GEORGETOWN – The town’s three-member Board of Health may approve this week the site on Carleton Drive for a proposed 550-ton trash transfer station, but it could make building and operating the station for G. Mello Disposal Corp. much more expensive.
The board may vote Thursday, May 12, on the transfer station, including the conditions it will impose. Two other town boards – the Planning Board and Conservation Commission – have already denied permits for the station.
Mello has appealed those decision against the station. Hearing officer John Shay, who presided over the Board of Health public hearings, said all boards would have to grant approvals for the station to be built and operating.
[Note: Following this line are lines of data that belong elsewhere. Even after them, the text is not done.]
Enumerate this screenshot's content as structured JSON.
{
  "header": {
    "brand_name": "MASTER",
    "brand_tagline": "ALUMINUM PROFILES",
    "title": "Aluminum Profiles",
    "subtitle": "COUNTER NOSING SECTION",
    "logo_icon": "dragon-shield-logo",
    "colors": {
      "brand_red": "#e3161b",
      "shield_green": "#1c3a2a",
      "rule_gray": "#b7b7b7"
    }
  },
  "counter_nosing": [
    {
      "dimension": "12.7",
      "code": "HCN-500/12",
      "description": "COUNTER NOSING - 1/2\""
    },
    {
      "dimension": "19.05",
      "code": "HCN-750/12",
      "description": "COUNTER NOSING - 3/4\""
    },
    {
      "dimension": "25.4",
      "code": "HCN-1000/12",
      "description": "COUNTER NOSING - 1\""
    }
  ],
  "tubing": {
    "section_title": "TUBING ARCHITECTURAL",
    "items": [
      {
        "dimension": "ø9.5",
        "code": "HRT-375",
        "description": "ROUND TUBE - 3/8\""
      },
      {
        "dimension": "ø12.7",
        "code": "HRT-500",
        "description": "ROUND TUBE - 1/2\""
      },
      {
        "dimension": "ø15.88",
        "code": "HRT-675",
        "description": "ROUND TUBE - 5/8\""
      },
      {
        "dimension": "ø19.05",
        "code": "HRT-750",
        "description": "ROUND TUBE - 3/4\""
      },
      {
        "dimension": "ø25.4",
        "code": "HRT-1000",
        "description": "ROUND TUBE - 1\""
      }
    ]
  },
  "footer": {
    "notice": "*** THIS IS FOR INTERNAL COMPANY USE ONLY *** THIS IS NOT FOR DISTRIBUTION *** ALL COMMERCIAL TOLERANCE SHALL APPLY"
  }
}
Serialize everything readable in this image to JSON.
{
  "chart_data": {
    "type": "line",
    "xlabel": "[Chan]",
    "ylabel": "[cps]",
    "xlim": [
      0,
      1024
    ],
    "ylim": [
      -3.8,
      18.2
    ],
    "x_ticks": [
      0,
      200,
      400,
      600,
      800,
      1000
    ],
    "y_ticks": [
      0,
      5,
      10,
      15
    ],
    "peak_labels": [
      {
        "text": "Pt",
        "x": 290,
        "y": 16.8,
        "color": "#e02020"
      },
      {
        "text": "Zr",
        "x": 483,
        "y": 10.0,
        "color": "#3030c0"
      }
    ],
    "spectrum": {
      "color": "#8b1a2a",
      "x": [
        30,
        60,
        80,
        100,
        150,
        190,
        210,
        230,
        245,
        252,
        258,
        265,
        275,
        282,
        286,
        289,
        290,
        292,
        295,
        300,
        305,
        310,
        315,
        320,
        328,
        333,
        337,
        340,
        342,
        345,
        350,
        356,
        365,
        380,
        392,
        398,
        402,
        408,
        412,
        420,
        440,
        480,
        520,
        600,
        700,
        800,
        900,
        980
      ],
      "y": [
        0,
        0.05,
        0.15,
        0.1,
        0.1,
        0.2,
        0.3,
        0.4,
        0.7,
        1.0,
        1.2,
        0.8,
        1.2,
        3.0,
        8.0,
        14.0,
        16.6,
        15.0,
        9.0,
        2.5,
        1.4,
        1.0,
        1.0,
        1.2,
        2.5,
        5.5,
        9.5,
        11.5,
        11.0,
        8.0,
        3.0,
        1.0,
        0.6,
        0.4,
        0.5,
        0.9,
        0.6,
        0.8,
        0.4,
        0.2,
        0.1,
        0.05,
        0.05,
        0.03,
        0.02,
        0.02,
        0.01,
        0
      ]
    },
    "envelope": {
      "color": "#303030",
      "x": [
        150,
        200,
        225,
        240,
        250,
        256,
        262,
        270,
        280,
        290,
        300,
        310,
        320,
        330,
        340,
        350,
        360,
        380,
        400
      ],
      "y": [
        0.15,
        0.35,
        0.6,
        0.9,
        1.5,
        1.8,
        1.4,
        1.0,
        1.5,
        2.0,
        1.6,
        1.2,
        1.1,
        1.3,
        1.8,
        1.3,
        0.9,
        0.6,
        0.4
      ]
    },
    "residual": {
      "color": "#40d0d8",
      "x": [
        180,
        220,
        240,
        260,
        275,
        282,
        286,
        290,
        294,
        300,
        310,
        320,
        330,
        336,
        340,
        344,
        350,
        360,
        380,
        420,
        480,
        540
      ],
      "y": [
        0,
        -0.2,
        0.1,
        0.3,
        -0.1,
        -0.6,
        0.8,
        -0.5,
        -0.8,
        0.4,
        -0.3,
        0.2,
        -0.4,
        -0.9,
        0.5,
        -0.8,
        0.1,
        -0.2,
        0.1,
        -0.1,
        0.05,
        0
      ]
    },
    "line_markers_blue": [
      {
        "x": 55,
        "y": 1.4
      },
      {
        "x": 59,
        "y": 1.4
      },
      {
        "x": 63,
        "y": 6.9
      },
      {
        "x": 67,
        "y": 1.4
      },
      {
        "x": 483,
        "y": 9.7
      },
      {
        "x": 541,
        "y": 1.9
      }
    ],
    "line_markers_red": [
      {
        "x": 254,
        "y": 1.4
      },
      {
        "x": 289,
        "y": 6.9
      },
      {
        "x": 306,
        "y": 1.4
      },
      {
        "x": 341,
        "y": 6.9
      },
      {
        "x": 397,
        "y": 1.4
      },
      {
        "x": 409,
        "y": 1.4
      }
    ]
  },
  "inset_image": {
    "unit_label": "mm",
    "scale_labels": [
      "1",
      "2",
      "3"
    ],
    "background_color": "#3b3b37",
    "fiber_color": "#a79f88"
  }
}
Jeff Blake, attorney for the health board, told the board members that the courts want it to approve the station under conditions that mitigate any harmful effects. “They want you to make it work,” he said.
Health Board Chairman Dana Shuttleworth proposed limiting the transfer station to 250 tons per day. When told by the board’s attorney Jeff Blake that there had not been enough evidence provided to the board to impose a 250-ton limit, the board suggested that Blake write a condition that would limit the station to 250 tons per day for the first two years.
To increase the tonnage in the third year, the health board would conduct a review of operations for the first two years.
Mello proposed that it begin operations for the first two years to 250 tons, then increase it by 100 tons each year until it reaches 550 tons.
In what may be the most costly condition, the board may require that Mello rebuild the 1,600-foot Carleton Drive to handle the increased volume of large tractor trailers and other trucks that will be using the station.
Based on the core sample analysis of the road substructure by Miller Engineering, the roadway, which is fraying on the edges, has a lot of sand and water beneath it.
A total rebuild of the road would require 20 inches of gravel as the base, topped with 12 more inches of crushed gravel, 3 inches of binding material and 2 inches of asphalt on top, Miller Engineering’s report said.
Mello proposed to repave the narrow road only to “town standards.”
The board was also concerned about the impact large tractor trailers and other trucks would have on the intersection of Carleton Road and state Highway 133 (East Main Street).
Shuttleworth asked that Blake write a condition that requires Mello to widen the road at the intersection with E. Main Street to accommodate large trucks turning from Rte. 133 onto Carleton Drive.
That proposal may not be possible because of protected wetlands on the east side of Carleton Drive.
The board agreed that Mello should try to mitigate congestion problems at the intersection by striping the road to indicate where vehicles should stop.
The board also insisted that Mello add signage on Carleton Road and on East Main Street, if MassDOT will allow it, that notifies motorists about trucks entering and exiting the intersection.
Mello proposed to hire a police detail for the first 60 days of operations to help with traffic flow at that intersection. The board wanted to make it 120 days and planned to ask the Georgetown Police Chief to issue a report on any problems with traffic incurred during the first 120 days. The board said it would then impose additional conditions on the station to remedy any traffic issues.
The board limited the large trucks using the station between 6 and 8 a.m. and for several hours in the afternoon, to be determined.
It also would require Mello to build a six-foot fence around the station to reduce the amount of litter from trucks. The trucks would be required to be covered coming and going from the station. If a truck driver is caught three times without covering the trash load, he would be banned from using the station for two months, the board said.
In the months after the station begins operations, the board would require several independent studies of noise, traffic congestion and odors. The board reserved the right to require more mitigation efforts by Mello if problems persist.